Alta View Hospital caregiver rescues four people at Pineview Reservoir

One caregiver’s day of relaxation by the water quickly turned into a rescue effort when wind gusts pushed beachgoers into open water away from the shore.

Anna Hansen on Jet Ski SC
Anna Hansen-Bennett and Beau Bennett at Pineview Reservoir near Ogden, Utah
Anna Hansen-Bennett headshot SC

Anna Hansen-Bennett

Anna Hansen-Bennett had landed her personal watercraft on the beach of Anderson Cove at Pineview Reservoir near Ogden, Utah, when a wind gust blew a family member’s shoe into the water. A five-year-old boy in their group began chasing it. 

From her experience as a critical care tech at Alta View Hospital and a nursing student, Anna thought a dangerous situation might occur if he ended up in the water.

Still in her life jacket she pursued the shoe for him as it blew further away and around a bend. There she saw and heard a group screaming.

“Some were in the water, some on the sand. Most were fully dressed in heavy clothing,” Anna says. “One woman was screaming, ‘There’s a man and a child in the water. The man can’t swim. You need to go save him, please.’”

Anna sprinted through the water and swam toward the child and man.
 
“I grabbed the child who was in a life vest and this man who was in denim,” she says.

Anna began swimming to the shore with the child under one arm and the man under the other. 

“He was just so exhausted he couldn’t swim anymore,” she says. “He was throwing up the water he had swallowed and kept grabbing my life vest.”

She felt as if she was being pulled down into the water herself so she floated in the water with them until someone else could help. Her husband, who had come looking for her, swam out to meet them, grabbed the man, and swam with him to shore. 

Anna held onto the boy, but he was emotional from the screams coming from the shore and panicked, saying, “We’re gonna die.”

“I turned him towards me and introduced myself,” Anna says. “I felt like he wouldn’t cooperate with me if he wasn’t calm first; that’s something I learned in school.”

Anna reassured him in a comforting way by pointing out the progress they were making toward the beach, which calmed him until they arrived on the shore. 
About this time she heard another woman scream, “There’s another child missing. He’s on a paddleboard, and I can’t see him.”

Anna looked out over the water, but she could only see a boat in the distance. She knew she didn’t have the energy to swim, so she ran over sharp rocks to her personal watercraft, picked up her husband, and found the child in the water some distance away. They brought him onboard and surveyed the water again.

“I was looking around, and the water was pretty murky,” Anna says. “At the time I thought, I don't actually know how many people are missing right now.”

She scanned the water and saw a man chin level with the water. “He was right in the middle of all these big waves; I almost missed him,” Anna says. “He was wearing a life vest and was fully clothed. I think he’d tried to corral the family and then got stuck in the middle of the lake.”

They all piled on the personal watercraft and headed toward shore, but it kept capsizing from their weight. After the third time they waited for a rescue boat and then loaded the man and child into it. 

When Anna and her husband reached the shore, a woman fainted near her. 
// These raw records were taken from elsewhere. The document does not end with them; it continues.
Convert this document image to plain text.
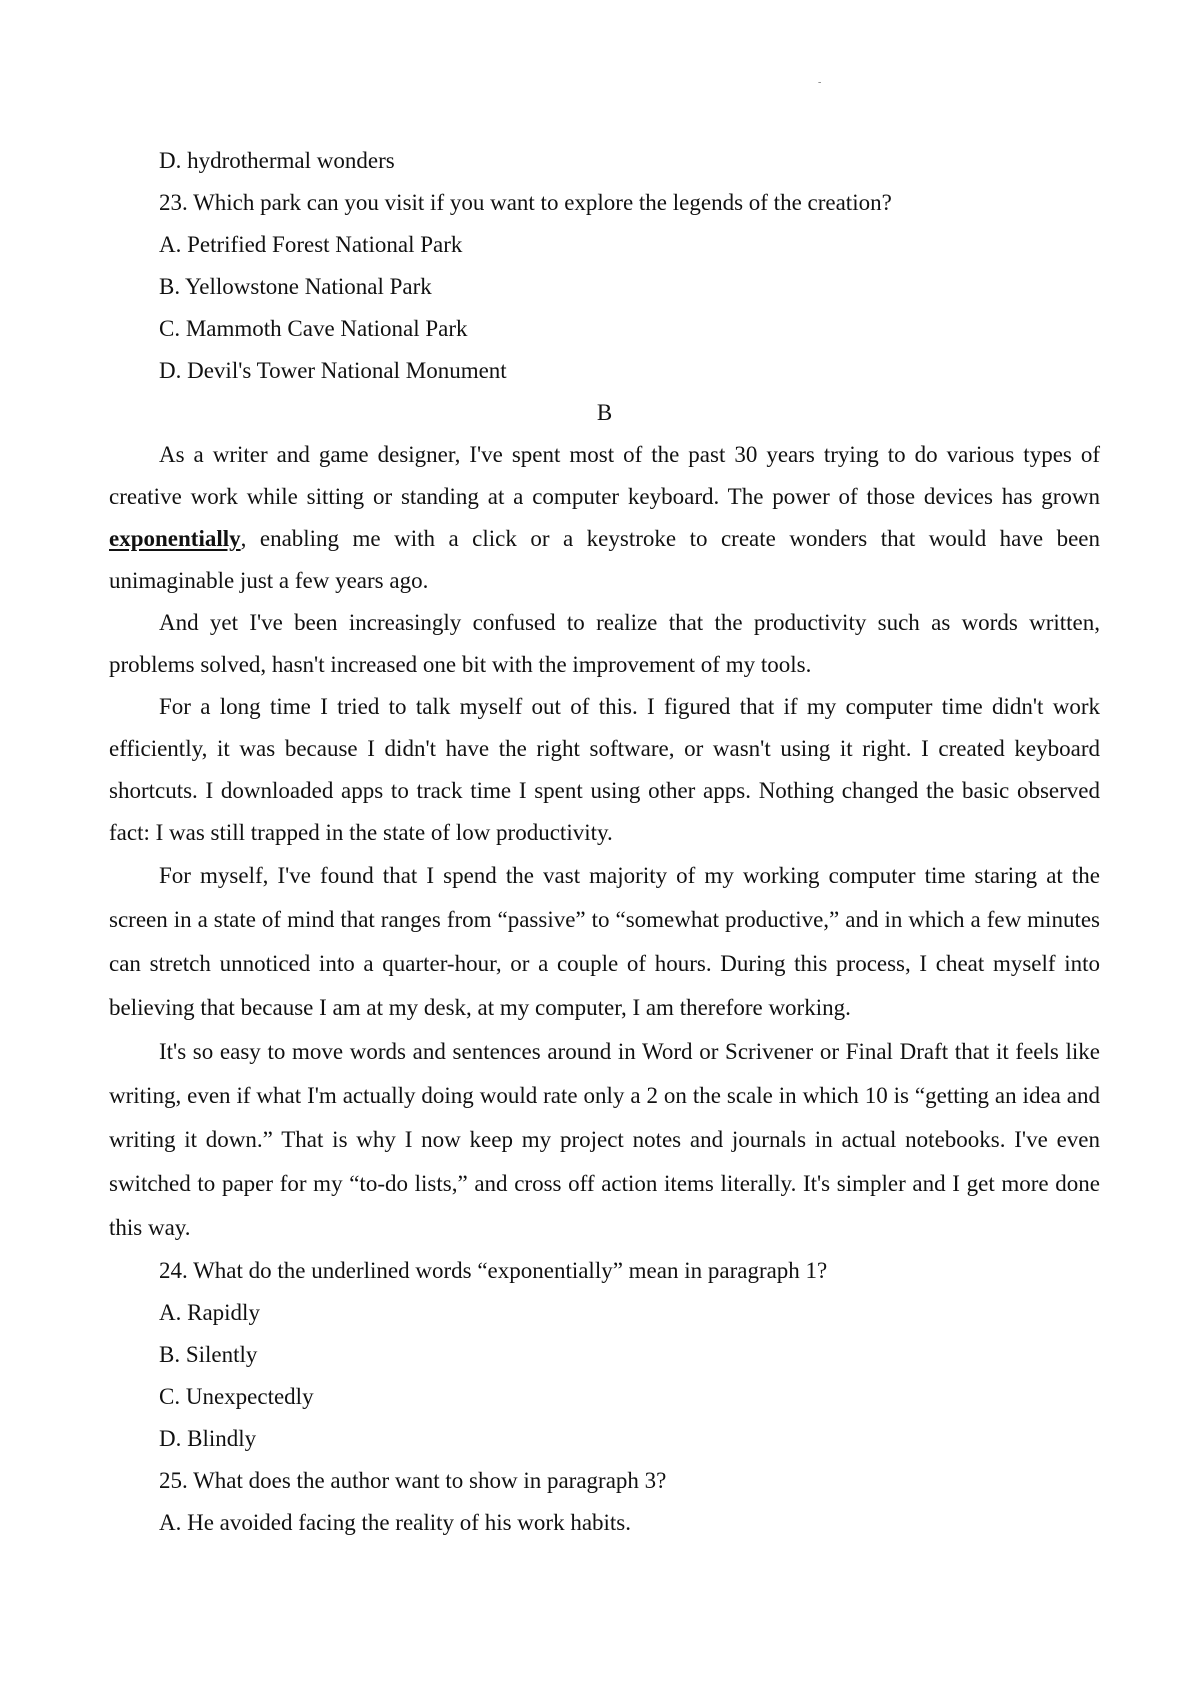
-

D. hydrothermal wonders

23. Which park can you visit if you want to explore the legends of the creation?

A. Petrified Forest National Park

B. Yellowstone National Park

C. Mammoth Cave National Park

D. Devil's Tower National Monument

B

As a writer and game designer, I've spent most of the past 30 years trying to do various types of creative work while sitting or standing at a computer keyboard. The power of those devices has grown exponentially, enabling me with a click or a keystroke to create wonders that would have been unimaginable just a few years ago.

And yet I've been increasingly confused to realize that the productivity such as words written, problems solved, hasn't increased one bit with the improvement of my tools.

For a long time I tried to talk myself out of this. I figured that if my computer time didn't work efficiently, it was because I didn't have the right software, or wasn't using it right. I created keyboard shortcuts. I downloaded apps to track time I spent using other apps. Nothing changed the basic observed fact: I was still trapped in the state of low productivity.

For myself, I've found that I spend the vast majority of my working computer time staring at the screen in a state of mind that ranges from “passive” to “somewhat productive,” and in which a few minutes can stretch unnoticed into a quarter-hour, or a couple of hours. During this process, I cheat myself into believing that because I am at my desk, at my computer, I am therefore working.

It's so easy to move words and sentences around in Word or Scrivener or Final Draft that it feels like writing, even if what I'm actually doing would rate only a 2 on the scale in which 10 is “getting an idea and writing it down.” That is why I now keep my project notes and journals in actual notebooks. I've even switched to paper for my “to-do lists,” and cross off action items literally. It's simpler and I get more done this way.

24. What do the underlined words “exponentially” mean in paragraph 1?

A. Rapidly

B. Silently

C. Unexpectedly

D. Blindly

25. What does the author want to show in paragraph 3?

A. He avoided facing the reality of his work habits.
“As a nursing student we learned about doing a focus assessment—asking ourselves what do you observe or what would the priorities be? Airway, breathing, and circulation would be the priority.”

Anna made an assessment, saw that she was okay, and allowed someone else to help her. 

Later they started for home with Anna’s brother. He’d not eaten because he’d been distracted from the events and had a diabetic episode in the back of the car. 

Anna made an urgent run into a convenience store for a sugary drink. Throwing her wallet toward the cashier, she ran back to the car and rubbed sugar on the inside of his cheek until he woke up.

Many at work have called Anna a hero. She says she’s simply grateful she was “in the right place at the right time and had the physical means to be able to go out there and grab them.”

She’s especially grateful she was wearing a life vest and learned skills in school and work she could use to help others. 

“Anna is always learning from our nurses and building upon concepts she’s learning in nursing school,” says nurse manager Lisa Stevens. “As she works in a critical care setting, she’s always assessing her patients for comfort and triaging their needs under nursing guidance.”  

Anna used nonverbal communication methods she’d learned at work to help in the rescue, especially with the children.  

“I’ve learned at work how to be there in a professional and appropriate manner to a child when things are scary,” Anna says. “His family messaged me afterwards and said he just kept saying, ‘I’m so glad for that girl on the jet ski who picked me up.’”

“Anna’s learned how to navigate and adapt to stressful situations and amazingly applied this to those who needed her urgent help,” Lisa says. “She’s one who consistently looks for opportunities to help others, whether it’s patients or other caregivers on our team.”